Imagining Futures, Facing Realities:

A Panel Discussion for Music Education Graduate Students and Mentors


Josef Hanson, University of Massachusetts Boston

Matthew Doiron, Eastman School of Music/University of Rochester

Betty Anne Younker, Don Wright Faculty of Music/University of Western Ontario

Keitha Lucas Hamann, University of Minnesota


The purpose of this panel discussion is to provide music education graduate students and their mentors with a diversity of perspectives on the opportunities and challenges shaping the future of academia. Three broad questions will shape the discussion: (a) What key understandings best facilitate the professional transition from music teacher to music teacher educator?; (b) How can doctoral students (and their mentors) improve the odds of securing tenure-stream employment in the competitive reality of current and future job markets?; and (c) How can the doctoral enterprise in music education be improved to better reflect the reality of the job market, lessen student and mentor distress, and promote overall well-being?


According to the National Science Foundation's "Survey of Earned Doctorates" (2015), after an average of nearly 10 years of doctoral studies, one-quarter of newly-minted Ph.D.s in education enter the job market with over $70,000 of debt. Over 35% of these new scholars reported no job commitment at the time of graduation, and the ones who did secure employment often accepted temporary adjunct jobs as a last resort. Within music education, researchers have investigated the effects of these and other realities on the role identities, motivational factors, and mentor relationships of doctoral students as they transition to professional life (Bond & Koops, 2014; Draves & Koops, 2011; Teachout, 2008). However, few if any music education-specific resources exist that focus on the realities of job scarcity and the oversaturation of job candidates holding doctoral degrees. Thus, the need for an honest conversation is clear, especially given the significant graduate student population attending the SMTE Symposium on Music Teacher Education. This session is for them, and the mentors who support them. It will increase understanding of today's higher education landscape and enable graduates to determine their best career pathway in light of their needs, expectations, and aspirations.


Dr. Josef Hanson will serve as facilitator of the panel discussion. He is in his second year as an Assistant Professor of Music Education in the Performing Arts Department at the University of Massachusetts Boston. Previously, he worked at several universities in administrative and adjunct positions. In addition, three panelists will participate in this session. The first is Matthew Doiron, a Ph.D. candidate in music education at the Eastman School of Music who recently secured a tenure-track position in music education at Western Connecticut State University. The second panelist is Dr. Betty Anne Younker, Dean and Professor of Music Education of the Don Wright Faculty of Music at the University of Western Ontario. Her previous experience includes appointments at the University of Michigan and University of Prince Edward Island, and she is Past President of the College Music Society.
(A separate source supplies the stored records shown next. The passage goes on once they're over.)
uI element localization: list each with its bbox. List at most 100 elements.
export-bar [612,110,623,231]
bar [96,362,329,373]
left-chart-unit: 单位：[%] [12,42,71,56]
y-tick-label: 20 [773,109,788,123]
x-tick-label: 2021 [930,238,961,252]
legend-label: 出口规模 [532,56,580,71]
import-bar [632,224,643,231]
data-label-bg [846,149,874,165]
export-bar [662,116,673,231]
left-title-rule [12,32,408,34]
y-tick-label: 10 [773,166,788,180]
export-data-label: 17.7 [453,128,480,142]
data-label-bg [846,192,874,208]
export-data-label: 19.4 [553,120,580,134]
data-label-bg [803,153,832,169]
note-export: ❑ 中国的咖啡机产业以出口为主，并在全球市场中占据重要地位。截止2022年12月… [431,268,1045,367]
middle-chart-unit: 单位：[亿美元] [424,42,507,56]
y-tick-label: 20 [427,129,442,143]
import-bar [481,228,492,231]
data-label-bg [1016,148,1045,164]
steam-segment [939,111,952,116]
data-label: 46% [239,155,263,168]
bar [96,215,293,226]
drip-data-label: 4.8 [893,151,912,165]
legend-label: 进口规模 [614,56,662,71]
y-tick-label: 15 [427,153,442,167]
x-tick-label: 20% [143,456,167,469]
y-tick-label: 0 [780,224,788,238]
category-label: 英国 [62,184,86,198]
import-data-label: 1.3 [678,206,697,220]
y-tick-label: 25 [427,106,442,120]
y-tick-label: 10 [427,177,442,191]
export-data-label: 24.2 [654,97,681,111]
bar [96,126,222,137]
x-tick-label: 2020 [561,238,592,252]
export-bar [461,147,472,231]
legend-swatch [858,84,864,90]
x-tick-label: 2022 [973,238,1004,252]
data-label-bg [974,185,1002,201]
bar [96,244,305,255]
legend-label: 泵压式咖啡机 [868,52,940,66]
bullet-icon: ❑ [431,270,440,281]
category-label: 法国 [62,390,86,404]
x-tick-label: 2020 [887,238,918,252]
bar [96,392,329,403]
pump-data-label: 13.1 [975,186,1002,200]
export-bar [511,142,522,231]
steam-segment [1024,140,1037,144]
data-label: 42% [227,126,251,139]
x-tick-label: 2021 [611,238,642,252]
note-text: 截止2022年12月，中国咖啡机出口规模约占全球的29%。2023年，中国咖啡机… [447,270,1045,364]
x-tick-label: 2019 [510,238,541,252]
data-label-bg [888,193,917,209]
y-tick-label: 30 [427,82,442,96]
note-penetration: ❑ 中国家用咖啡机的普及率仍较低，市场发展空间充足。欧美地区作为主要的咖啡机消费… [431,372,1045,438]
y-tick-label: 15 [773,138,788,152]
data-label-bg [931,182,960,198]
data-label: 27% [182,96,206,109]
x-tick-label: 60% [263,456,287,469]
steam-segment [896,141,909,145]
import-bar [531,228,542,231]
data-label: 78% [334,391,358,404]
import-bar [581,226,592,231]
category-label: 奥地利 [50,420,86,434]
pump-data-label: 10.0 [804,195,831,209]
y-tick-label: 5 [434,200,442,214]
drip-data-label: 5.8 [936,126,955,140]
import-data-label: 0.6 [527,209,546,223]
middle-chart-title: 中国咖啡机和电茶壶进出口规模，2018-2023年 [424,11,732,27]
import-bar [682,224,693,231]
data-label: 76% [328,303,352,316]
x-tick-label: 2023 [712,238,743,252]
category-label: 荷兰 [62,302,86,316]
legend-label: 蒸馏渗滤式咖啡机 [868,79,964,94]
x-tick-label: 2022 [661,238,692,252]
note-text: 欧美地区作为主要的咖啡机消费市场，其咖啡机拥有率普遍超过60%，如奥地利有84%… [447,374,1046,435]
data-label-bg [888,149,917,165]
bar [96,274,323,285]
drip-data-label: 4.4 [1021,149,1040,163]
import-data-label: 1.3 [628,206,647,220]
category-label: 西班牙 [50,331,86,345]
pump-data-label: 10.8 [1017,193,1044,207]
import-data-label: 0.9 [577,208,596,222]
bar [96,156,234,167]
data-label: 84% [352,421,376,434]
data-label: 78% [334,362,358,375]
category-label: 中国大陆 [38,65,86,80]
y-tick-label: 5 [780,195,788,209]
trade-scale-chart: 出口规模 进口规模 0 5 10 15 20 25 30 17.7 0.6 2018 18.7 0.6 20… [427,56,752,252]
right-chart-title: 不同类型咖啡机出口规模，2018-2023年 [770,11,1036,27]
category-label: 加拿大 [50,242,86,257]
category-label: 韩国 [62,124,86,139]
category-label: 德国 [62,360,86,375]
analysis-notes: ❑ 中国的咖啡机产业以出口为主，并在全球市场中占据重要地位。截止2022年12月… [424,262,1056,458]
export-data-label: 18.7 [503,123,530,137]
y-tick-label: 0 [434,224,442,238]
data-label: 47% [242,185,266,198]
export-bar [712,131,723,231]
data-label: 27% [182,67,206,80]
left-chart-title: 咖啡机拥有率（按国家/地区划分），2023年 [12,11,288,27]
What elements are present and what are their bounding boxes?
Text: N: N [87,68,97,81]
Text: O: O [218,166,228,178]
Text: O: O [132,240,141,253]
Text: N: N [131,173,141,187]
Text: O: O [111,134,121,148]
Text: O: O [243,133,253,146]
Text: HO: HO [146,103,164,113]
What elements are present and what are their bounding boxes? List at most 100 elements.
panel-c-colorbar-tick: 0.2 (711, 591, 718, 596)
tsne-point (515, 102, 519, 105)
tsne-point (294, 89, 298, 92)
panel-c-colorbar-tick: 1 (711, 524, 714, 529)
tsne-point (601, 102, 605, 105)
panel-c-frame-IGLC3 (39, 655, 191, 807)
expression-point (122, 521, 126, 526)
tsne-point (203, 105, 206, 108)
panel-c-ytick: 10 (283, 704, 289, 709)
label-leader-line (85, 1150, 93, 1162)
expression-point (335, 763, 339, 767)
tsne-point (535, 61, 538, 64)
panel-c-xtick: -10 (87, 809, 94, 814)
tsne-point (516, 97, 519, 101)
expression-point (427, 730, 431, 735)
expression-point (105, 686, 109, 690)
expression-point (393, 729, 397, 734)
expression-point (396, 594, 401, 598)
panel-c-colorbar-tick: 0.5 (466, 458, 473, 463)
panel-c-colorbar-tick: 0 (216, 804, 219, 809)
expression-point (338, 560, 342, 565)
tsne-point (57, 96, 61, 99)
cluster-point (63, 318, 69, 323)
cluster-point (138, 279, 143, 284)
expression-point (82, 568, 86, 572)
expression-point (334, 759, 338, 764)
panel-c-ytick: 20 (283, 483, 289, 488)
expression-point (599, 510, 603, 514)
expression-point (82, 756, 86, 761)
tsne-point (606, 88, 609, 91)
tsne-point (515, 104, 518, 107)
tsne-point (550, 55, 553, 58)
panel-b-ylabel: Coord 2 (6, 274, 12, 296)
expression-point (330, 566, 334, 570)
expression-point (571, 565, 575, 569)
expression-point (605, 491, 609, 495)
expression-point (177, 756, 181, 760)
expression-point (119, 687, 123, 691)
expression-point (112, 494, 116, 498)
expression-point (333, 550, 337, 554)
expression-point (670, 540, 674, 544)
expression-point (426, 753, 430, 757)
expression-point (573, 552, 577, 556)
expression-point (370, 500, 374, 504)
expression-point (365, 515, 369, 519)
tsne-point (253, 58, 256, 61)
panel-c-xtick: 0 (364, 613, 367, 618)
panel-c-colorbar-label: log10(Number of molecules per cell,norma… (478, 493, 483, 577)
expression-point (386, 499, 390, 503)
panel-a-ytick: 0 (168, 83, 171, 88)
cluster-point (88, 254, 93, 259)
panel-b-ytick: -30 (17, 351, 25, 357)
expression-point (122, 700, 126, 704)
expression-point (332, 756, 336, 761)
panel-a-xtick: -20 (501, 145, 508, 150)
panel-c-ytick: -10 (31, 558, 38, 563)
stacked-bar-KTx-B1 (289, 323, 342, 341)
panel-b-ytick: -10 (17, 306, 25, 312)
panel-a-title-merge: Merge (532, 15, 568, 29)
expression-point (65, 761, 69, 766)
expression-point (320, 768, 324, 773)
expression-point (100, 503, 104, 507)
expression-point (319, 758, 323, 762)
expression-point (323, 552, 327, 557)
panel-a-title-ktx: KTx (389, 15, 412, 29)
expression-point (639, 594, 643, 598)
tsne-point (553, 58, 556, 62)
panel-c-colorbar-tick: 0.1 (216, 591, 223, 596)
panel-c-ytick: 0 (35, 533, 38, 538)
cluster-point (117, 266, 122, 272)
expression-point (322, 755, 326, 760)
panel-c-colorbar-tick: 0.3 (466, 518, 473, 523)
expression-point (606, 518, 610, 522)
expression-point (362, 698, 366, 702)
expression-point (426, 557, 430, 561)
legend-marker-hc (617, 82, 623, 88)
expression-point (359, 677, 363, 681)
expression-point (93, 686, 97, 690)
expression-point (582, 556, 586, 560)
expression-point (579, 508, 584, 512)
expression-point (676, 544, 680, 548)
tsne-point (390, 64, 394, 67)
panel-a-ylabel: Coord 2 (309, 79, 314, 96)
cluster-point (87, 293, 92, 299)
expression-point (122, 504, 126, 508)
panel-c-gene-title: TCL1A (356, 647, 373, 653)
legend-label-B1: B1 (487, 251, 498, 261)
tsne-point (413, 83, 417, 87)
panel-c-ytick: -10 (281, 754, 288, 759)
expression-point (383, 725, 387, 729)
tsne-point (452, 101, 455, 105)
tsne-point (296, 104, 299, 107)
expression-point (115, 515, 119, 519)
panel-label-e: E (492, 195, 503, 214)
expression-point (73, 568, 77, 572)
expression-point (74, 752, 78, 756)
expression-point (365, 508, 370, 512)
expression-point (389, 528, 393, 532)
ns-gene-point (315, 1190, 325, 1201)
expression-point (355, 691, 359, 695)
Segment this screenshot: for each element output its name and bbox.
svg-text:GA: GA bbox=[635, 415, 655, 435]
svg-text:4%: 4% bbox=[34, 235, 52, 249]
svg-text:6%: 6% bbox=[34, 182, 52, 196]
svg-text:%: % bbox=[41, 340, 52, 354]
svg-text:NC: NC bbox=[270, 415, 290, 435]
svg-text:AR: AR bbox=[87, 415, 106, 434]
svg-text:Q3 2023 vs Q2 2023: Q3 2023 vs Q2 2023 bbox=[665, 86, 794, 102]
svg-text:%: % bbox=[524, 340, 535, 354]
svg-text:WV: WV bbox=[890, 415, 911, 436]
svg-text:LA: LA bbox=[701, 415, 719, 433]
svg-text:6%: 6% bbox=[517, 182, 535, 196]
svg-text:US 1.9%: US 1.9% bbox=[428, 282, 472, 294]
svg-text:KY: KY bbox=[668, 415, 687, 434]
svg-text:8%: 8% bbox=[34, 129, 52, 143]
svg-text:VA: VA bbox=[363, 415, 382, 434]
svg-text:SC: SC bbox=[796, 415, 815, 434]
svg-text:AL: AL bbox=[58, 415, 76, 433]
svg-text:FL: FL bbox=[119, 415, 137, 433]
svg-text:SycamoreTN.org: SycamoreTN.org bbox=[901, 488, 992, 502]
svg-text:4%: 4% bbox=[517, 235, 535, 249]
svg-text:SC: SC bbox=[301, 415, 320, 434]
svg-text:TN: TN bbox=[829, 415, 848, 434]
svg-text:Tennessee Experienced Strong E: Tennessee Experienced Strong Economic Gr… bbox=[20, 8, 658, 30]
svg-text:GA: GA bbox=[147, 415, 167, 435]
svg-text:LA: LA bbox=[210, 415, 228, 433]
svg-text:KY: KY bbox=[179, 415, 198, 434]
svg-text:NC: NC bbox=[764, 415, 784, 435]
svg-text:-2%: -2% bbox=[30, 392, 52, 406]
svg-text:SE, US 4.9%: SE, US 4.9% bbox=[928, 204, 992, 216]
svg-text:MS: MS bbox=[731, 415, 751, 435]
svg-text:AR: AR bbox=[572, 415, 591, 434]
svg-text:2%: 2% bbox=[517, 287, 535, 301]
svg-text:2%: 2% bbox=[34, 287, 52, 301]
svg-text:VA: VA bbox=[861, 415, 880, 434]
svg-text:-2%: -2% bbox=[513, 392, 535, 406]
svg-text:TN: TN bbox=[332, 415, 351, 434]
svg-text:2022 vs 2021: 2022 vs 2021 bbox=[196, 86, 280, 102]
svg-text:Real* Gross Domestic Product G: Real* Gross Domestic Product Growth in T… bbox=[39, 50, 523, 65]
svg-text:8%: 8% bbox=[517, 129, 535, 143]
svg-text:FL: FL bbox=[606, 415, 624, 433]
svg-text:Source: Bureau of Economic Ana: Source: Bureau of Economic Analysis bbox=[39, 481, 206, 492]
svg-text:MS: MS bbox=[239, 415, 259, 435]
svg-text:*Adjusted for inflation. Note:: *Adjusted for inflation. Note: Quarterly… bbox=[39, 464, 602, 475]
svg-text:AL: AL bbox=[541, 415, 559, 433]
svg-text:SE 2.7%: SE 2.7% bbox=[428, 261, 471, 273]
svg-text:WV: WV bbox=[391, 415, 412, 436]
The third panelist is Dr. Keitha Lucas Hamann, Division Head of Music Education and Music Therapy and Associate Professor at the University of Minnesota. Over the course of 25 years, she has advised doctoral students at three different universities.




Bond, V. L. & Koops, L. H. (2014). Together through transitions: A narrative inquiry of emergent identity as music teacher educators. Journal of Research in Music Education, 24(1), 38-50.

Draves, T. J. & Koops, L. H. (2011). Peer mentoring: Key to new music teacher educator success. Journal of Research in Music Education, 20(2), 67-77.

National Science Foundation, National Center for Science and Engineering Statistics. 2015. Doctorate Recipients from U.S. Universities: 2014. Special Report NSF 16-300. Arlington, VA. Available at

Teachout, D. J. (2008). Incentives and barriers for completing music teacher education doctoral programs. Bulletin of the Council for Research in Music Education, 178, 7-20.